La investidura de Elon Musk contra el magistrado de la Corte Suprema de Brasil Alexandre de Moraes apunta a un mundo expandido. Tenemos lo obvio, un multimillonario interviene en el Poder Judicial de otros países. Pero esto, aunque repugnante, no es nuevo. Desde que existe el capitalismo, personas como Elon Musk han tenido un enorme poder sobre gobiernos, parlamentos y jueces. Esta vez, Musk acusó a Game de ser un “dictador” y dio su “despido” por “censurar” perfiles en Twitter. La acción se ha acercado al extremo del derecho internacional en el caso del expresidente Jair Bolsonaro, cada vez más cerca de la célula. El magistrado, por su parte, respondió públicamente a la provocación. Tanto es así que la prensa se refiere al episodio como “el encuentro entre Musk y Moraes”, como si se tratara de un duelo entre ambos. Pero la democracia no debería ocuparse de los individuos, porque eso es exactamente lo que requieren los recursos sociales. Al reunirse personalmente con un magistrado brasileño, Musk reduce su ataque a la democracia a una disputa entre avatares.

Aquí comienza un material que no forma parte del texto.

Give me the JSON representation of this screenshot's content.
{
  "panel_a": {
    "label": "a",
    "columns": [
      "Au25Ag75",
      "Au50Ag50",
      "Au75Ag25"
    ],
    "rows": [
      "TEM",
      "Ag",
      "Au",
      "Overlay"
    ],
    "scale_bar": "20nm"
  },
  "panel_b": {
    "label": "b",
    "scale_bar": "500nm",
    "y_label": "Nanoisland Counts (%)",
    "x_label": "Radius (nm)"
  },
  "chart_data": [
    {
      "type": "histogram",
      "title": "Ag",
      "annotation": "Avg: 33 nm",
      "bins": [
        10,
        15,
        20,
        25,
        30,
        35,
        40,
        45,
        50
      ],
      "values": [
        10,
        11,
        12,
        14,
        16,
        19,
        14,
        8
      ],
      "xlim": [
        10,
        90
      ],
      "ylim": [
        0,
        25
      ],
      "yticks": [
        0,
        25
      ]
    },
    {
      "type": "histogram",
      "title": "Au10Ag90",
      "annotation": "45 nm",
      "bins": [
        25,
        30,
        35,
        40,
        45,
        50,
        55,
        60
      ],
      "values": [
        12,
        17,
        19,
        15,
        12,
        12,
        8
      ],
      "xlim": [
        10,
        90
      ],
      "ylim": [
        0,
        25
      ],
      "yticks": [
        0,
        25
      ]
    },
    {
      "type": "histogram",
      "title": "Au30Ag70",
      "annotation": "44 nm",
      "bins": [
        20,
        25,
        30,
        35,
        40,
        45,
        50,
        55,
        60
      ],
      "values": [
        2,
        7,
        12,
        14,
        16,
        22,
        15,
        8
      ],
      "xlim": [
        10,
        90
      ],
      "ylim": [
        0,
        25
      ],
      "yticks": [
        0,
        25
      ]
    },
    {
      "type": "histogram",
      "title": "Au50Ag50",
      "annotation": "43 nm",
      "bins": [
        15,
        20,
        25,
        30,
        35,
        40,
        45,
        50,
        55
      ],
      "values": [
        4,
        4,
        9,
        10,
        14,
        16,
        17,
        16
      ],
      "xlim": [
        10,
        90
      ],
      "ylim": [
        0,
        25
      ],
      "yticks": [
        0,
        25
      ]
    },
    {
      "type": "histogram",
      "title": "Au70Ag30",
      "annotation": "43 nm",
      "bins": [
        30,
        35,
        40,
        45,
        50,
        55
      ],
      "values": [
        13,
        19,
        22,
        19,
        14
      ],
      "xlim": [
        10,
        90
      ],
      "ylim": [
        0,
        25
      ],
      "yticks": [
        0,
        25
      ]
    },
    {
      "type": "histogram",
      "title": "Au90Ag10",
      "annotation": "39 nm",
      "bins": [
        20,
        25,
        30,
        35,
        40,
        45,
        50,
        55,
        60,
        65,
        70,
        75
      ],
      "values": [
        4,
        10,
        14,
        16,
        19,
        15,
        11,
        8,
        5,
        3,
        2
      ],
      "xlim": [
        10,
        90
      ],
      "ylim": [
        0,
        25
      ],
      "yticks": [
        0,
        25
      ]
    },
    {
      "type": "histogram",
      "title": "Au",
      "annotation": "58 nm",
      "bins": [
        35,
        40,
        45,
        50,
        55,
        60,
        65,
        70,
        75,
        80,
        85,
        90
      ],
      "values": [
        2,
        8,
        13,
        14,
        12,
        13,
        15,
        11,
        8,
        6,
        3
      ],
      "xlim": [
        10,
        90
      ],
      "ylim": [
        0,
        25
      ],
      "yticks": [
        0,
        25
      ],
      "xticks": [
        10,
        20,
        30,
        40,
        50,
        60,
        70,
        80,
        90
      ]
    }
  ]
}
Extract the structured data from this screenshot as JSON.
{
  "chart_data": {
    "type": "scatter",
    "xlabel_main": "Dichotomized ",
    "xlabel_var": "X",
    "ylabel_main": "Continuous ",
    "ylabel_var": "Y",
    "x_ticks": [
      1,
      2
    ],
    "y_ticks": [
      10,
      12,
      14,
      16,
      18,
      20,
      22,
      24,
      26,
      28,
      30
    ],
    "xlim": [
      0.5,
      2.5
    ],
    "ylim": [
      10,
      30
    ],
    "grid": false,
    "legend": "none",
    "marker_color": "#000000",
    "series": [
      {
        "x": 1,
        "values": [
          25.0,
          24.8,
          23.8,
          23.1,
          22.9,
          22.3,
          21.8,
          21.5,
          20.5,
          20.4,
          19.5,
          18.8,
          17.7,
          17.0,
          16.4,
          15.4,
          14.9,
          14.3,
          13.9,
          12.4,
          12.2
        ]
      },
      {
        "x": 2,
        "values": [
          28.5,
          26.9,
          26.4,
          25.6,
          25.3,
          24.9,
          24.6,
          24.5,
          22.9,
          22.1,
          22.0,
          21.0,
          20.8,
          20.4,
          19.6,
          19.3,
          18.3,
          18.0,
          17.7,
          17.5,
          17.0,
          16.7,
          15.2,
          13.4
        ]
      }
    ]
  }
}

Es la conclusión de que nuestro presente y nuestro futuro están en manos de la trama de un videojuego y que quienes nos representan no están preparados para afrontarlo.
La estrategia de Elon Musk de comprar Twitter para tener su propia realidad —donde jugamos todos— es la que mejor muestra su visión del mundo. Si nos acomodamos en lo que podríamos llamar multimillonarios clásicos, la generación anterior a Silicon Valley, eran algunos cínicos. Sabían lo que eran y por qué hicieron lo que hicieron. La novedad de una figura como Elon Musk representa esta época particular. Musk cree que es un visionario, que está más que en la lista de todos, que hace más que nada y, sobre todo, que es un héroe. En la lucha del bien contra el mal, no creo que sea bueno. Muchos dicen que sólo el beneficio lo mueve. Es peor: un dios humano debe crearlo en medio de una especie en peligro de extinción que sólo él y su visión superior pueden salvar.
Sólo tú podrás entender la traición de Elon Musk, sus bravuconadas y sus errores con la lógica de los videojuegos. En la biografía escrita por Walter Isaacson hay aspectos extremos. Las personas son jugadores deseables y, salvo su familia, cualquier ser humano no es más que un insecto que, si zumba sin tono, queda aplastado. Pero el episodio más emblemático es que, en plena pandemia de covid-19, se negará a cerrar su fábrica de Tesla en Fremont, California, y recomendará un saludo al gobierno local para mantenerla abierta. Eso en un país que se entusiasma con ser la democracia más sólida del mundo (o se entusiasma, hasta el episodio de la subida al Capitolio).
Es posible que Elon Musk piense que Donald Trump y Jair Bolsonaro son una basura, pero una basura que sirve temporalmente a sus propósitos: la “libertad” de hacer lo que quiera, sin importar los límites impositivos de gobiernos o instituciones. La diferencia con sus antecesores es que no hay toma y daca, sino sólo superación y eliminación. El videojuego es diferente a los clásicos juegos de poder.
Elon Musk no es la extrema derecha, Elon Musk es solo el partido de Elon Musk. Es difícil saber si es peor que un Rothschild o un Rockefeller. Pero el poder de destrucción del hombre que quiere salvar a la humanidad llevándola -una pequeña parte- a Marte en sus cohetes es mucho mayor. La única manera de detenerlos es hacer lo contrario de lo que hizo el Magistrado Supremo brasileño. Al personificar la democracia, al presentarse como justicia para enfrentar al malvado multimillonario, le está haciendo el juego a Musk. Y es que este juego es imbatible. En el mundo de los avatares, la única forma de resistencia es hacer algo que los avatares no entienden: comunidad.